Quote:
Originally posted by ArSiNiK *i hate waking up in the morning. that's usually when i'm having the best dreams.
*i hate diamonds, flowers and cards. they're marketing tools, not 'i love you' tools. |
ditto.
i also hate:-
julia roberts. she is not pretty and she cannot act.
people who think she is and can.
seeing an actor in more than one movie. i think any actor should only ever be allowed to act in one movie. ever. in their entire lives. coz once you've seen them in one movie playing one character, what's the point in seeing them in another, the effect is spoilt because you've already seen them in something else, plus they take acting jobs away from all the actors you don't see in the movies who are probably better at it. share all the acting roles out one per person, sort of like thespian communism, that'd be fucking cool.
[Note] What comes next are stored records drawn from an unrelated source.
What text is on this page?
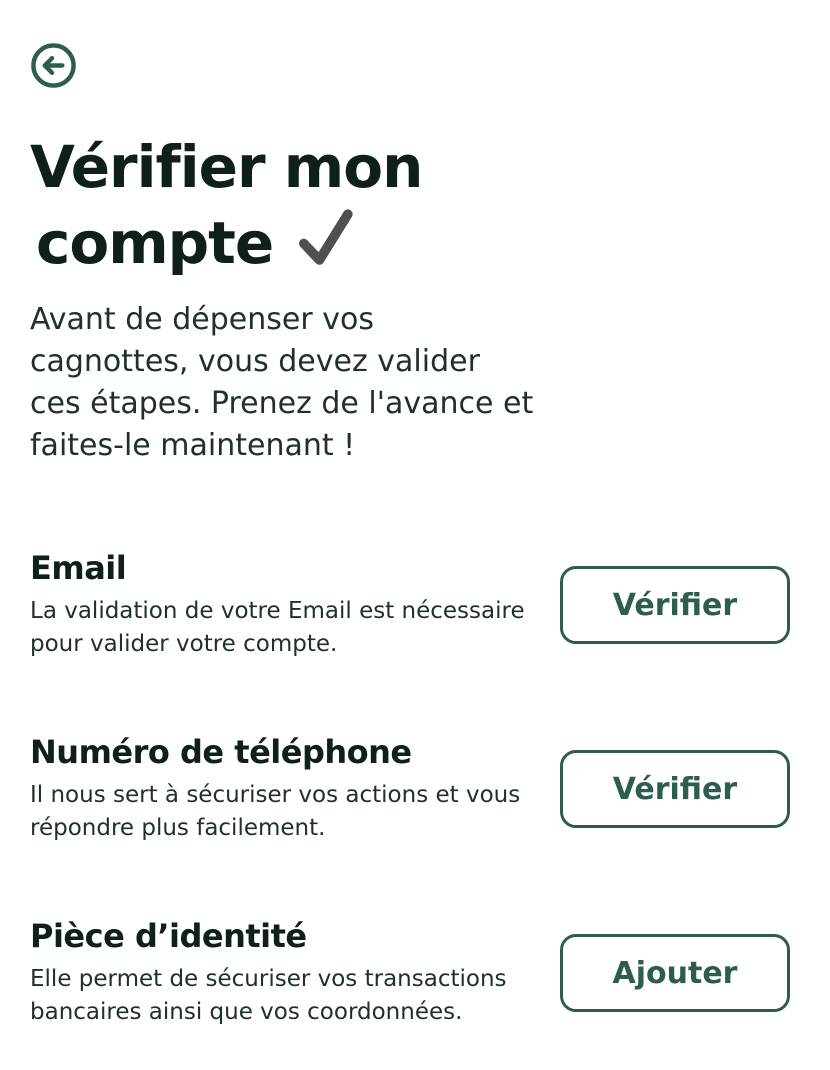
Vérifier mon
compte

Avant de dépenser vos cagnottes, vous devez valider ces étapes. Prenez de l'avance et faites-le maintenant !

Email

La validation de votre Email est nécessaire pour valider votre compte.

Vérifier
Numéro de téléphone

Il nous sert à sécuriser vos actions et vous répondre plus facilement.

Vérifier
Pièce d’identité

Elle permet de sécuriser vos transactions bancaires ainsi que vos coordonnées.

Ajouter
whores who cheat on their partners.
all armed forces.
all politicians.
all governments.
all government agencies.
everything said by all of the above.
everyone who jumped on the X-Files bandwagon. i thought it was cool when it first came out dammit, fucking commercial groupies.
any movie where a female police officer goes undercover as a hooker.
BEING PART OF FUCKING EUROPE! I HATE IT! I FUCKING FUCKING HATE IT! DOES JAMAICA WANT TO PART OF AMERICA? DOES IT FUCK! DOES JAPAN WANT TO BE PART OF CHINA? LIKE HELL!
THE EURO! WHAT FUCKING THREE YEAR OLD WITH AN IQ OF 0.4 CAME UP WITH THE NAME EURO IN THE FUCKING FIRST PLACE?
THE THOUGHT OF HAVING THE EURO OVER HERE!
men who ask you if you're a lesbian because you said no to a date with them. it's because you're fucking ugly, your trousers are hanging round your butt, and you look like you haven't washed for a week.